Australia has skill shortages in healthcare, IT and mining sectors​

Skills shortages in sectors such as IT and healthcare in Australia are likely to continue in 2013 and businesses are expected to continue sourcing talent overseas, it is claimed. Employers in 2013 are expected to take a conservative approach to hiring following a year of redundancies and cost cutting, according to recruitment firm Hays.

However overall, the company believes that the Australian economy is expected to continue to grow by 3% in 2013, albeit more modestly than in 2012, before picking up pace towards the end of the year. 'We expect that businesses will have to rise to the challenge of sourcing candidates from overseas and becoming more diverse as we see candidates remain in the workforce for longer due to our aging population,' said Nick Deligiannis, managing director of Hays in Australia.

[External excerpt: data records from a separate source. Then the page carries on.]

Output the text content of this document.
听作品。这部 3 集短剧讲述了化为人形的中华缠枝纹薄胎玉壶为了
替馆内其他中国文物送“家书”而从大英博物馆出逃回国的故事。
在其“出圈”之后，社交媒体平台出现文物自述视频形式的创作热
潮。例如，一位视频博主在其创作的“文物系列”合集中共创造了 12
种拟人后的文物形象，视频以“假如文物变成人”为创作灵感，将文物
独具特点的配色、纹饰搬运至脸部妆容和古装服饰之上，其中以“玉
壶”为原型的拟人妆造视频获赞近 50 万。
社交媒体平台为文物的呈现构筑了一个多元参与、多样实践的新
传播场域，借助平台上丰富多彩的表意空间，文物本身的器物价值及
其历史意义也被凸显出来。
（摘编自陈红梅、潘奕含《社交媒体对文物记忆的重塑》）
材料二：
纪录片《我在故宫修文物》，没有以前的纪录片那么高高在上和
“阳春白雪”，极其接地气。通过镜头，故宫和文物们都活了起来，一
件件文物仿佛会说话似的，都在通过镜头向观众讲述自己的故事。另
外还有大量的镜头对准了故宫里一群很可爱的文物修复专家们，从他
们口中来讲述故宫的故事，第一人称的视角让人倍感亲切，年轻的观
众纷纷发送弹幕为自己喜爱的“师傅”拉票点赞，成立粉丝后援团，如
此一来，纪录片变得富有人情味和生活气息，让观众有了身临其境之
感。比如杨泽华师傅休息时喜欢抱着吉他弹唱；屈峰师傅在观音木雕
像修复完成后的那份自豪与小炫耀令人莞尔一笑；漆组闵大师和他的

'Skills shortages are also expected to continue to be an issue in certain sectors such as healthcare and IT,' he added. Vacancies in the healthcare sector are set to remain high due to demand from an ageing population and there are shortages of good quality candidates in accountancy and finance. Demand is also high for skilled software developers as the number of IT graduates in Australia has fallen by 5.3% over the last five years.

The firm also says that despite a slight slowdown in the mining and resources sector there is still a need for highly skilled personnel including mining engineers and surveyors, senior processing professionals and fixed plant maintenance and planning candidates. Also in demand are operational and technical skills.
Quote from : "I have a degree in computer science and managed to gain a short internship job at home in Dublin. Although it gains experience and makes it easier to seek employment after the term has finished, I worry that I might still end up out of work as the European economy is slowly recovering and the unemployment rates in Ireland are still quite high. Australia is less effected and unemployment rate is about 5%. As such I was considering applying to live and work in Australia as a back up plan."
Deligiannis believes that employers will need to capitalise on Australia's strengths in a bid to attract quality international candidates. The firm's latest White Paper, Tomorrow's Workforce, says that the mobility of skilled professionals across borders will become the norm in the jobs market. Hays research also shows more than 70% of Australian candidates would work overseas creating a need for employers to become adept at global recruiting to fill the void.

The firm expects employers to use social media more to engage with the array of social media sites that potential jobseekers use and this gives them a means to boost and enhance their reputation as an employer of choice. Smart phones and mobile technology will also be used more for recruitment. 'Employers competing for talent, particularly the best young talent, need to keep smart phones and mobile technology in mind when developing recruitment campaigns and job ads,' explained Deligiannis.

The global economic downturn has created a dichotomy in many organisations in terms of how they cut costs while still addressing the skills shortage in different areas of their workforce. According to Hays businesses need to recognise talent as an asset to be deployed within an organisation while HR needs to be more planned and strategic about how it goes about talent allocation.

'HR professionals have had to become even more innovative and commercially driven, with a need to understand and address talent shortages in the new landscape in different ways,' said Deligiannis. 'This means discovering where untapped sources of talent lie and evolving creative ways of attracting and identifying new talent. Then, all of these assets must be developed and allocated effectively through a business, so that the talent balance sheet constantly improves. This shift is necessary to provide the talent needed to help organisations emerge from the tough economic times and rise to new challenges,' he added.